- Born: Joseph Battle April 3, 1915 Macon, Georgia, U.S.
- Died: March 27, 1973 (aged 57) Detroit, Michigan, U.S.
- Genres: Gospel, blues, jazz
- Occupations: Record shop owner, record label executive, record producer
- Years active: 1945–1967
- Labels: J.V.B., Battle, Von

= Joe Von Battle =

American record producer (1915–1973)

Joe Von Battle (born Joseph Battle, April 3, 1915 - March 27, 1973) was an American record store owner and pioneer black record producer in Detroit, Michigan, between the 1940s and 1960s. He set up the J.V.B. and Battle record labels, was one of the first independent black record producers, the first to record Rev. C. L. Franklin and his daughter Aretha Franklin, and influential in the career of John Lee Hooker and other blues musicians.

==Life and career==
Battle was born in Macon, Georgia, and trained as a licensed minister of the African Methodist Episcopal Church. He took the name "Von" - which he used as a middle name rather than as part of his surname - from a childhood liking for the films of Erich Von Stroheim; later, he retained it as he felt it gave his name elegance, and encouraged businesses with whom he dealt to think that he was of European rather than African-American descent. He married and had four children before moving to Detroit in the 1930s; he later remarried and had four more children. After being placed for several months in quarantine for suspected tuberculosis, he lost faith in the church while retaining a love of gospel music, and turned to paid employment. He held various jobs in utilities and in the automotive industry, and moved with his family into the Brewster Project near Hastings Street in Detroit.

In 1945, he took up an offer to run a general store at 3530 Hastings Street, and began selling records there from his own collection. As it expanded, the store became Joe's Records, and by the late 1940s he had an inventory of 35,000 records. Battle acquired recording equipment which he set up at the back of the store with a piano, and could also take around local churches. One of his earliest recordings was “Hastings Street Opera”, recorded by "Detroit Count" (Bob White, c.1920-1970). He also established contacts and set up distribution arrangements with other labels, notably Chess Records in Chicago, DeLuxe Records in Cincinnati, and Savoy Records in Newark, who released saxophonist Paul Williams' first hit in 1948, "Thirty-Five Thirty", which took its title from Battle's store address.

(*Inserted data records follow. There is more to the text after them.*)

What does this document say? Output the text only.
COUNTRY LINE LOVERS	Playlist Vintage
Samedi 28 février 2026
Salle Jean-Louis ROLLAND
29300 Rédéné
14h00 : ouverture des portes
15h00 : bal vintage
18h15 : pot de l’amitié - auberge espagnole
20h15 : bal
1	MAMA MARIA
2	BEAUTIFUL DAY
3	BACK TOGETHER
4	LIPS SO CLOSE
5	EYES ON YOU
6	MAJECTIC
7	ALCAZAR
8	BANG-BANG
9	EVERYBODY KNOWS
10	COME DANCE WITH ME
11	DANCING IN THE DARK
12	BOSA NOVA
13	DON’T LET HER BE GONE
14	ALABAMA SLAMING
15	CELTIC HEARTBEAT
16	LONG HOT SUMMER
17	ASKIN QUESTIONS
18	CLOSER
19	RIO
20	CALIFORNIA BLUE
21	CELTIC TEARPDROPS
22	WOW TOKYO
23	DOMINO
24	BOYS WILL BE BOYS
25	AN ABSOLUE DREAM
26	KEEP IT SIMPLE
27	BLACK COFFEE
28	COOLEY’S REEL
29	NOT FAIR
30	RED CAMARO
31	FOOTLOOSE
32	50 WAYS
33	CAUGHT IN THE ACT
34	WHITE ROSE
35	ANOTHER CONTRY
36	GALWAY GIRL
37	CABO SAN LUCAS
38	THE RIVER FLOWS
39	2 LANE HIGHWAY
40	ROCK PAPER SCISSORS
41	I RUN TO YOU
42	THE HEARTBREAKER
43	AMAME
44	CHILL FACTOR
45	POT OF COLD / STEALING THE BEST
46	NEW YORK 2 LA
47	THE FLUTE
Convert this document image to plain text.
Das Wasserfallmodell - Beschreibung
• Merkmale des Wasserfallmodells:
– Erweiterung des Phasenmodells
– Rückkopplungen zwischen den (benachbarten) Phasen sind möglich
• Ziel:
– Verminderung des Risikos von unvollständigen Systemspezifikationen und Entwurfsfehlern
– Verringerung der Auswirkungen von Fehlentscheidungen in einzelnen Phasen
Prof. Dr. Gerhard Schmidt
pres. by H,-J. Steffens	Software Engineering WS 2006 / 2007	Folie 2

Battle set up his own record label, J.V.B. Records, in 1948. He recorded the preaching and singing of Rev. C. L. Franklin and his congregations at the nearby New Bethel Baptist Church. In all, he recorded and released some 75 records by Franklin, and in 1957 was the first to record Franklin's fourteen-year-old daughter, Aretha, on the gospel song "Never Grow Old". He also set up other record labels, including Battle and Von, and recorded many of the blues musicians who frequented Hastings Street, including John Lee Hooker, Baby Boy Warren, Louisiana Red, Washboard Willie, Little Sonny, Eddie Burns, Joe Weaver, Memphis Slim, One String Sam, and Little Willie John; gospel singers including Brother Will Hairston; and jazz guitarist Kenny Burrell. He was known for sometimes recording rehearsals without informing the musicians, later releasing the results. He also produced his own radio show which was broadcast from CKLW in Windsor, Ontario.

By the mid 1950s Joe's Records was a focal point of the Black Bottom community, a popular meeting place for black entertainers, and the location of a notable photograph of John Lee Hooker with guitar in hand, taken by French blues historian Jacques Demêtre and used on several later compilation albums. Regular customers at the store included Berry Gordy, Wilson Pickett, Jackie Wilson, and many of the musicians who later worked for Motown, although Battle himself disliked the commercialized music that they subsequently produced. In 1960, Hastings Street and its properties were demolished to make way for the Chrysler Freeway, and Battle relocated his store to 12th Street on the West Side of Detroit, where he continued to record and produce blues and gospel musicians through to about 1966, by which time his recordings were released through Riverside Records.

Battle became ill with what was eventually diagnosed as Addison's disease, and also increasingly suffered from chronic alcoholism. In 1967, his store was caught up in the violent rioting that overtook the area, and it and its stock were largely destroyed. He died in 1973, aged 57, from the combined effects of his illnesses.